My husband and I want to get a Boer to raise for meat. I was curious how much meat we can expect from him? Would we be better off getting a dairy cross whether?


----------



## Catahoula (Feb 12, 2013)

Boer in general has more meat but a cross could have decent meat too depending on the goat.


----------



## elchivito (Apr 18, 2010)

It's wether. 
I have no idea.


----------



## TrinityRanch (Mar 26, 2013)

I think that crosses end up being less muscular and just larger (depending, of course, on the breed it is crossed with). Boers usually give out the most meat. Dressing percentage for goats is 40% to 60% (don't quote me on that...), so it depends on your wether's weight and condition.


----------



## Curious (Feb 6, 2013)

Since Boers are bred for meat I would expect that you'd get more as opposed to a dairy cross. I think you can get around 50% after processing from liveweight from meat goats.. They also are bred to put muscle on quickly with less grain, whereas dairy is opposite, everything is supposed to go into making milk, so they are a littler slower growing. I've never raised for meat though, so I'm probably not very helpful..


----------



## lottsagoats (Dec 10, 2012)

I have only raised 1 goat for meat. That was a Numancha wether last year. He stayed on his mother until a month before he was shipped, which was 6 or seven months. I got 2 large boxes of packaged meat from him, I forgot how many pounds of meat, but when I posted it on another site, they didn't believe I got so much. I don't know, I saw it weighed so i know how much meat was in those boxes.

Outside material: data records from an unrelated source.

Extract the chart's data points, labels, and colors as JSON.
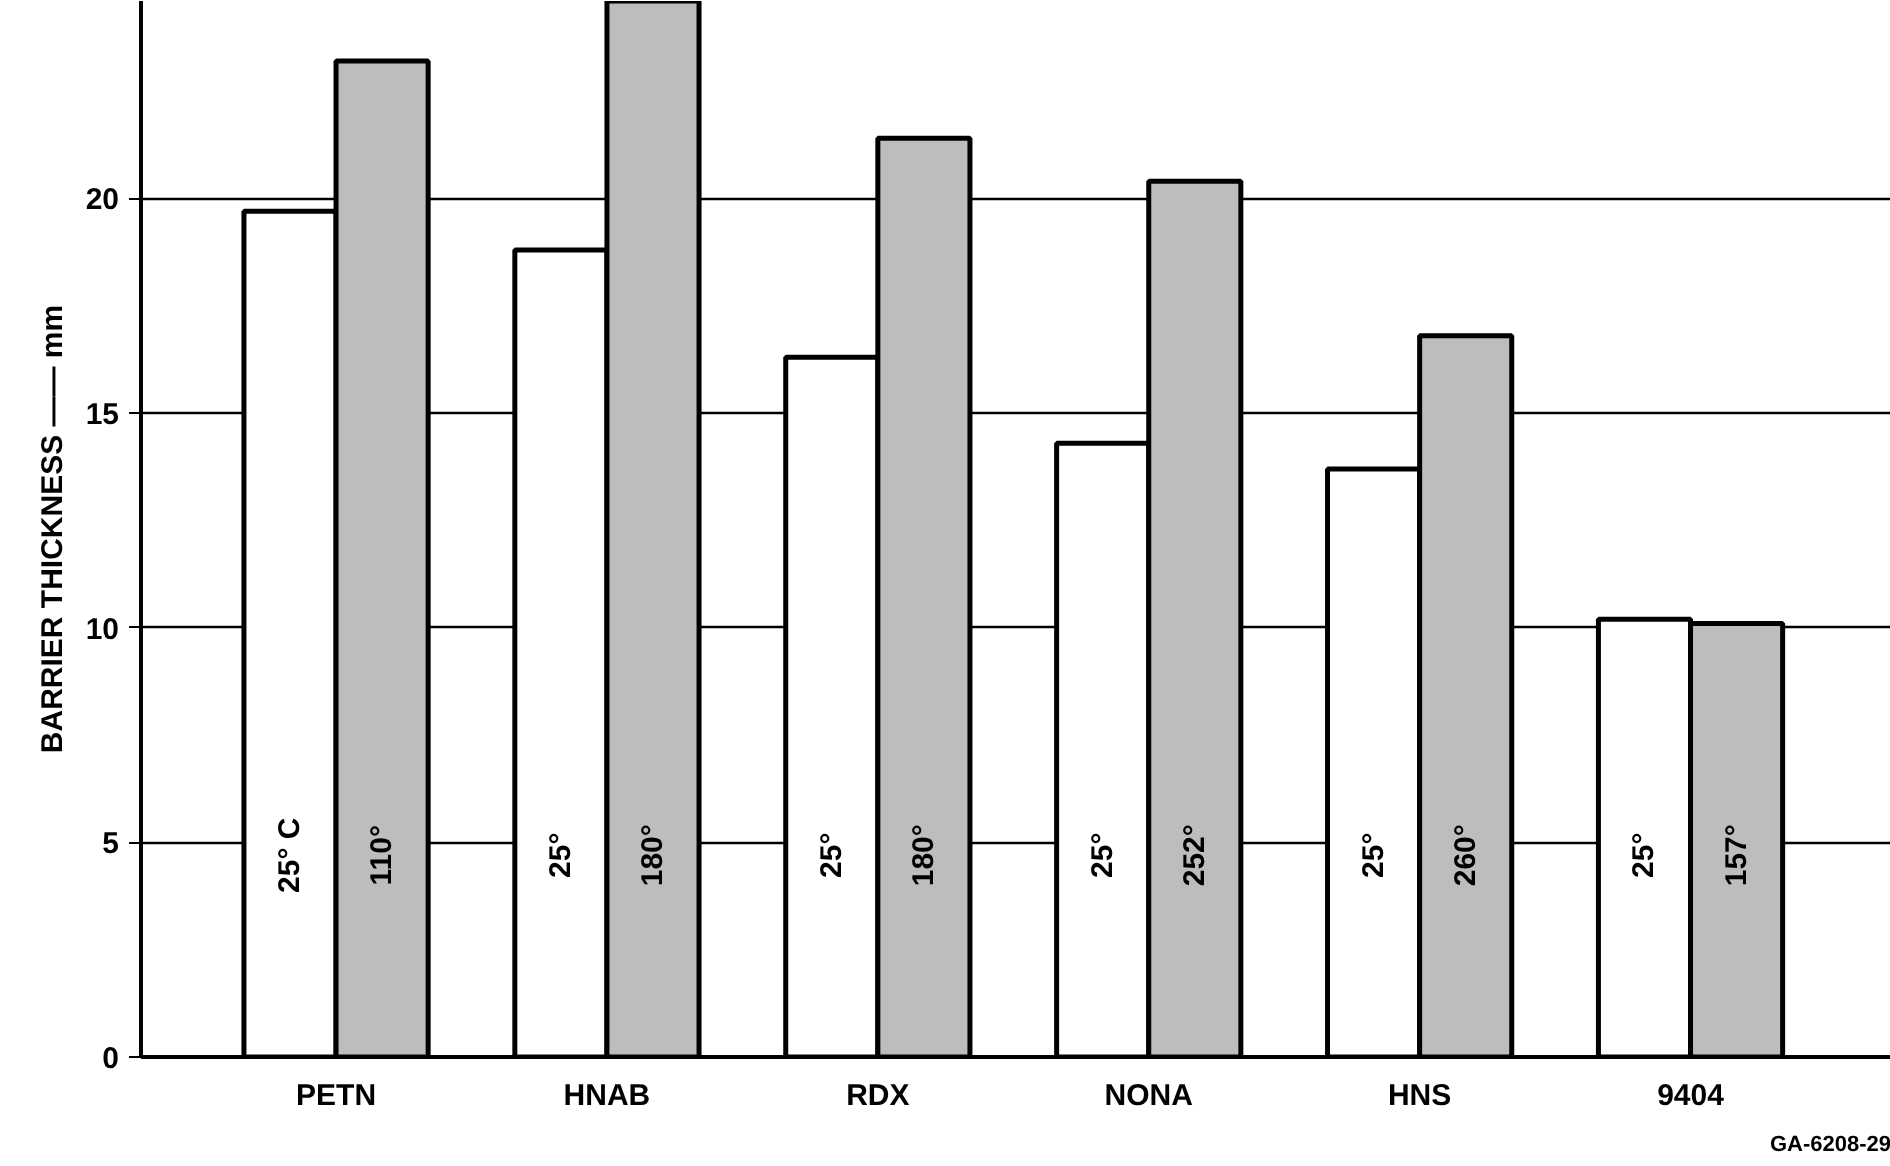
{
  "chart_data": {
    "type": "bar",
    "ylabel": "BARRIER THICKNESS —— mm",
    "categories": [
      "PETN",
      "HNAB",
      "RDX",
      "NONA",
      "HNS",
      "9404"
    ],
    "series": [
      {
        "color": "#ffffff",
        "values": [
          19.7,
          18.8,
          16.3,
          14.3,
          13.7,
          10.2
        ]
      },
      {
        "color": "#bdbdbd",
        "values": [
          23.2,
          24.6,
          21.4,
          20.4,
          16.8,
          10.1
        ]
      }
    ],
    "ylim": [
      0,
      24.6
    ],
    "yticks": [
      0,
      5,
      10,
      15,
      20
    ],
    "grid": "y",
    "annotations": [
      {
        "text": "25° C",
        "x": "PETN",
        "y": 4.7
      },
      {
        "text": "110°",
        "x": "PETN",
        "y": 4.7
      },
      {
        "text": "25°",
        "x": "HNAB",
        "y": 4.7
      },
      {
        "text": "180°",
        "x": "HNAB",
        "y": 4.7
      },
      {
        "text": "25°",
        "x": "RDX",
        "y": 4.7
      },
      {
        "text": "180°",
        "x": "RDX",
        "y": 4.7
      },
      {
        "text": "25°",
        "x": "NONA",
        "y": 4.7
      },
      {
        "text": "252°",
        "x": "NONA",
        "y": 4.7
      },
      {
        "text": "25°",
        "x": "HNS",
        "y": 4.7
      },
      {
        "text": "260°",
        "x": "HNS",
        "y": 4.7
      },
      {
        "text": "25°",
        "x": "9404",
        "y": 4.7
      },
      {
        "text": "157°",
        "x": "9404",
        "y": 4.7
      },
      "GA-6208-29"
    ]
  }
}
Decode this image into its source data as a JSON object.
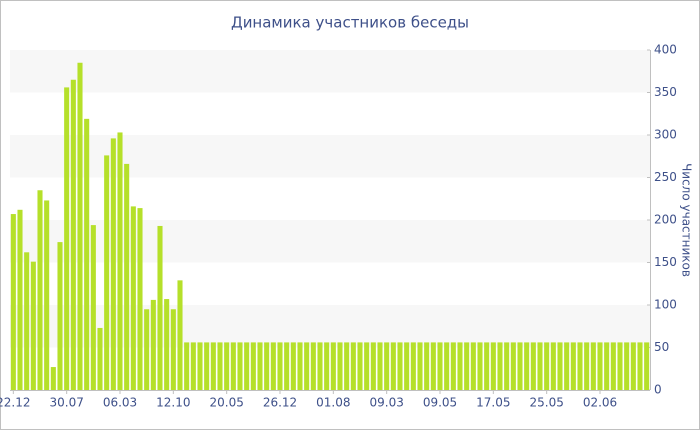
{
  "chart_data": {
    "type": "bar",
    "title": "Динамика участников беседы",
    "y_axis_label": "Число участников",
    "categories": [
      "22.12",
      null,
      null,
      null,
      null,
      null,
      null,
      null,
      "30.07",
      null,
      null,
      null,
      null,
      null,
      null,
      null,
      "06.03",
      null,
      null,
      null,
      null,
      null,
      null,
      null,
      "12.10",
      null,
      null,
      null,
      null,
      null,
      null,
      null,
      "20.05",
      null,
      null,
      null,
      null,
      null,
      null,
      null,
      "26.12",
      null,
      null,
      null,
      null,
      null,
      null,
      null,
      "01.08",
      null,
      null,
      null,
      null,
      null,
      null,
      null,
      "09.03",
      null,
      null,
      null,
      null,
      null,
      null,
      null,
      "09.05",
      null,
      null,
      null,
      null,
      null,
      null,
      null,
      "17.05",
      null,
      null,
      null,
      null,
      null,
      null,
      null,
      "25.05",
      null,
      null,
      null,
      null,
      null,
      null,
      null,
      "02.06",
      null,
      null,
      null,
      null,
      null,
      null,
      null
    ],
    "values": [
      207,
      212,
      162,
      151,
      235,
      223,
      27,
      174,
      356,
      365,
      385,
      319,
      194,
      73,
      276,
      296,
      303,
      266,
      216,
      214,
      95,
      106,
      193,
      107,
      95,
      129,
      56,
      56,
      56,
      56,
      56,
      56,
      56,
      56,
      56,
      56,
      56,
      56,
      56,
      56,
      56,
      56,
      56,
      56,
      56,
      56,
      56,
      56,
      56,
      56,
      56,
      56,
      56,
      56,
      56,
      56,
      56,
      56,
      56,
      56,
      56,
      56,
      56,
      56,
      56,
      56,
      56,
      56,
      56,
      56,
      56,
      56,
      56,
      56,
      56,
      56,
      56,
      56,
      56,
      56,
      56,
      56,
      56,
      56,
      56,
      56,
      56,
      56,
      56,
      56,
      56,
      56,
      56,
      56,
      56,
      56
    ],
    "color": "#b5e02a",
    "ylim": [
      0,
      400
    ],
    "yticks": [
      0,
      50,
      100,
      150,
      200,
      250,
      300,
      350,
      400
    ],
    "y_axis_side": "right",
    "grid": "bands"
  }
}
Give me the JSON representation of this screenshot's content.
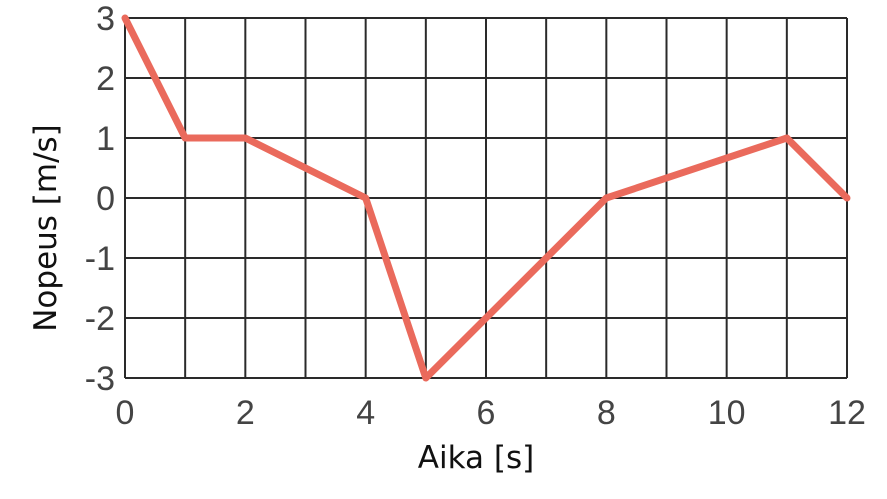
{
  "chart_data": {
    "type": "line",
    "xlabel": "Aika [s]",
    "ylabel": "Nopeus [m/s]",
    "xlim": [
      0,
      12
    ],
    "ylim": [
      -3,
      3
    ],
    "grid": true,
    "x_ticks": [
      0,
      2,
      4,
      6,
      8,
      10,
      12
    ],
    "y_ticks": [
      3,
      2,
      1,
      0,
      -1,
      -2,
      -3
    ],
    "x_tick_labels": [
      "0",
      "2",
      "4",
      "6",
      "8",
      "10",
      "12"
    ],
    "y_tick_labels": [
      "3",
      "2",
      "1",
      "0",
      "-1",
      "-2",
      "-3"
    ],
    "series": [
      {
        "color": "#ea6a5c",
        "x": [
          0,
          1,
          2,
          4,
          5,
          8,
          11,
          12
        ],
        "y": [
          3,
          1,
          1,
          0,
          -3,
          0,
          1,
          0
        ]
      }
    ]
  }
}
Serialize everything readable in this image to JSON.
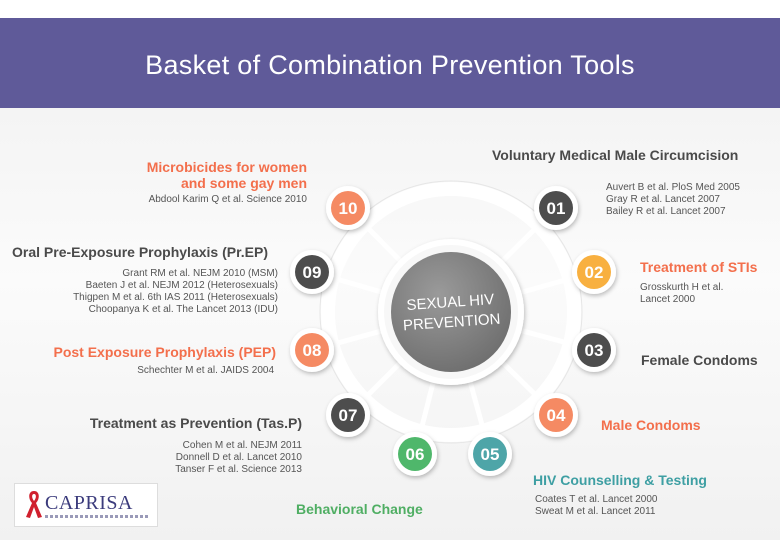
{
  "header": {
    "title": "Basket of Combination Prevention Tools"
  },
  "center": {
    "line1": "SEXUAL HIV",
    "line2": "PREVENTION"
  },
  "colors": {
    "header": "#5f5a99",
    "orange": "#f36f4c",
    "orange_circle": "#f58a63",
    "yellow_circle": "#f8b040",
    "green_circle": "#4fb76b",
    "teal_circle": "#4ea5a8",
    "dark_circle": "#4d4d4d",
    "center_circle": "#7d7d7d"
  },
  "nodes": [
    {
      "number": "01",
      "label": "Voluntary Medical Male Circumcision",
      "refs": [
        "Auvert B et al. PloS Med 2005",
        "Gray R et al. Lancet 2007",
        "Bailey R et al. Lancet 2007"
      ]
    },
    {
      "number": "02",
      "label": "Treatment of STIs",
      "refs": [
        "Grosskurth H et al.",
        "Lancet 2000"
      ]
    },
    {
      "number": "03",
      "label": "Female Condoms",
      "refs": []
    },
    {
      "number": "04",
      "label": "Male Condoms",
      "refs": []
    },
    {
      "number": "05",
      "label": "HIV Counselling & Testing",
      "refs": [
        "Coates T et al. Lancet 2000",
        "Sweat M et al. Lancet 2011"
      ]
    },
    {
      "number": "06",
      "label": "Behavioral Change",
      "refs": []
    },
    {
      "number": "07",
      "label": "Treatment as Prevention (Tas.P)",
      "refs": [
        "Cohen M et al. NEJM 2011",
        "Donnell D et al. Lancet 2010",
        "Tanser F et al. Science 2013"
      ]
    },
    {
      "number": "08",
      "label": "Post Exposure Prophylaxis (PEP)",
      "refs": [
        "Schechter M et al. JAIDS 2004"
      ]
    },
    {
      "number": "09",
      "label": "Oral Pre-Exposure Prophylaxis (Pr.EP)",
      "refs": [
        "Grant RM et al. NEJM 2010 (MSM)",
        "Baeten J et al. NEJM 2012 (Heterosexuals)",
        "Thigpen M et al. 6th IAS 2011 (Heterosexuals)",
        "Choopanya K et al. The Lancet 2013 (IDU)"
      ]
    },
    {
      "number": "10",
      "label_line1": "Microbicides for women",
      "label_line2": "and some gay men",
      "refs": [
        "Abdool Karim Q et al. Science 2010"
      ]
    }
  ],
  "logo": {
    "text": "CAPRISA"
  }
}
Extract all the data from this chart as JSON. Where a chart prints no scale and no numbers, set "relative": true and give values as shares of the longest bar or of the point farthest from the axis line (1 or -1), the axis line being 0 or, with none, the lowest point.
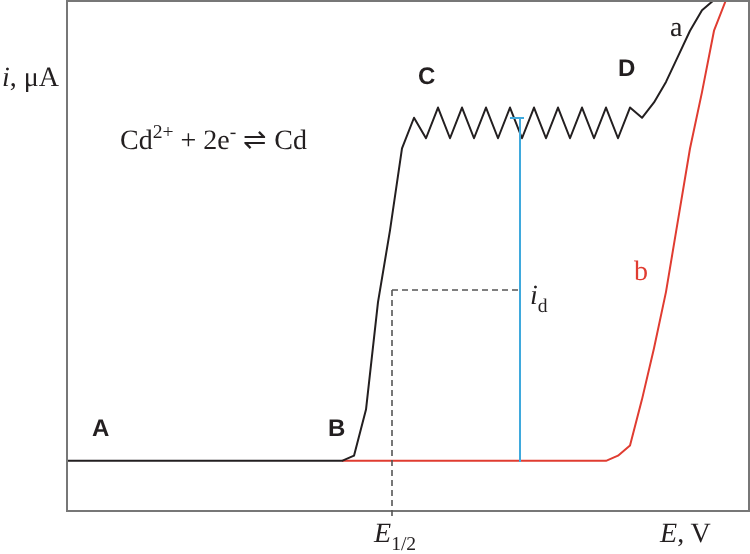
{
  "chart_data": {
    "type": "line",
    "relative": true,
    "ylabel": "i, μA",
    "xlabel": "E, V",
    "legend": false,
    "marker": "none",
    "line_style": "solid",
    "categories": [
      null,
      null,
      null,
      null,
      null,
      null,
      null,
      null,
      null,
      null,
      null,
      null,
      null,
      null,
      null,
      null,
      null,
      null,
      null,
      null,
      null,
      null,
      null,
      null,
      null,
      null,
      null,
      null,
      null,
      null,
      null,
      null,
      null,
      null,
      null,
      null,
      null,
      null,
      null,
      null,
      null,
      null,
      null,
      null,
      null,
      null,
      null,
      null,
      null,
      null,
      null,
      null,
      null,
      null,
      null,
      null,
      null,
      null
    ],
    "series": [
      {
        "name": "a",
        "color": "#231f20",
        "values": [
          0.1,
          0.1,
          0.1,
          0.1,
          0.1,
          0.1,
          0.1,
          0.1,
          0.1,
          0.1,
          0.1,
          0.1,
          0.1,
          0.1,
          0.1,
          0.1,
          0.1,
          0.1,
          0.1,
          0.1,
          0.1,
          0.1,
          0.1,
          0.1,
          0.11,
          0.2,
          0.41,
          0.55,
          0.71,
          0.77,
          0.73,
          0.79,
          0.73,
          0.79,
          0.73,
          0.79,
          0.73,
          0.79,
          0.73,
          0.79,
          0.73,
          0.79,
          0.73,
          0.79,
          0.73,
          0.79,
          0.73,
          0.79,
          0.77,
          0.8,
          0.84,
          0.89,
          0.94,
          0.98,
          1,
          null,
          null,
          null
        ]
      },
      {
        "name": "b",
        "color": "#e03c31",
        "values": [
          null,
          null,
          null,
          null,
          null,
          null,
          null,
          null,
          null,
          null,
          null,
          null,
          null,
          null,
          null,
          null,
          null,
          null,
          null,
          null,
          null,
          null,
          null,
          0.1,
          0.1,
          0.1,
          0.1,
          0.1,
          0.1,
          0.1,
          0.1,
          0.1,
          0.1,
          0.1,
          0.1,
          0.1,
          0.1,
          0.1,
          0.1,
          0.1,
          0.1,
          0.1,
          0.1,
          0.1,
          0.1,
          0.1,
          0.11,
          0.13,
          0.22,
          0.32,
          0.43,
          0.57,
          0.71,
          0.82,
          0.94,
          1,
          null,
          null
        ]
      }
    ],
    "annotations": [
      "A",
      "B",
      "C",
      "D",
      "Cd$^{2+}$ + 2e$^{-}$ ⇌ Cd",
      "i$_{d}$",
      "E$_{1/2}$"
    ]
  }
}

I have a friend who has Boers and Boer/dairy crosses. She swears that the Boer/Nubian crosses produce more meat earlier than the Boer alone. She said she gets the Boer muscle on a faster growing dairy frame. I don't know if this is true or not, but this is how she makes her living, so I don't doubt her. I never butchered any of the Boers I used to have, I sold them all to her.


----------



## Curious (Feb 6, 2013)

That's really cool! I may just think about getting a meaty girl if that's case. I really want some BBQ goat! Hehe.


----------



## caprice (12 mo ago)

Firstly, you don't get _A_ goat. They are herd animals, they mustn't be kept in isolation.


----------



## caprice (12 mo ago)

Curious said:


> That's really cool! I may just think about getting a meaty girl if that's case. I really want some BBQ goat! Hehe.


Why the "hehe"? The old cottager way was to keep females to breed and the males getculled to eat. Why would you actually _choose_ to kill a female?


----------



## ksalvagno (Oct 6, 2009)

This is an old thread from 2013.


----------



## caprice (12 mo ago)

ksalvagno said:


> This is an old thread from 2013.


Ah so nobody in 2021 will want to know?


----------



## goatblessings (Jan 6, 2015)

Because you replied to the OP from 2013, the heads up is so you don’t expect a reply …


----------



## toth boer goats (Jul 20, 2008)

Feb 2015 was the last time OP posted.
So they may not answer your question unfortunately.


----------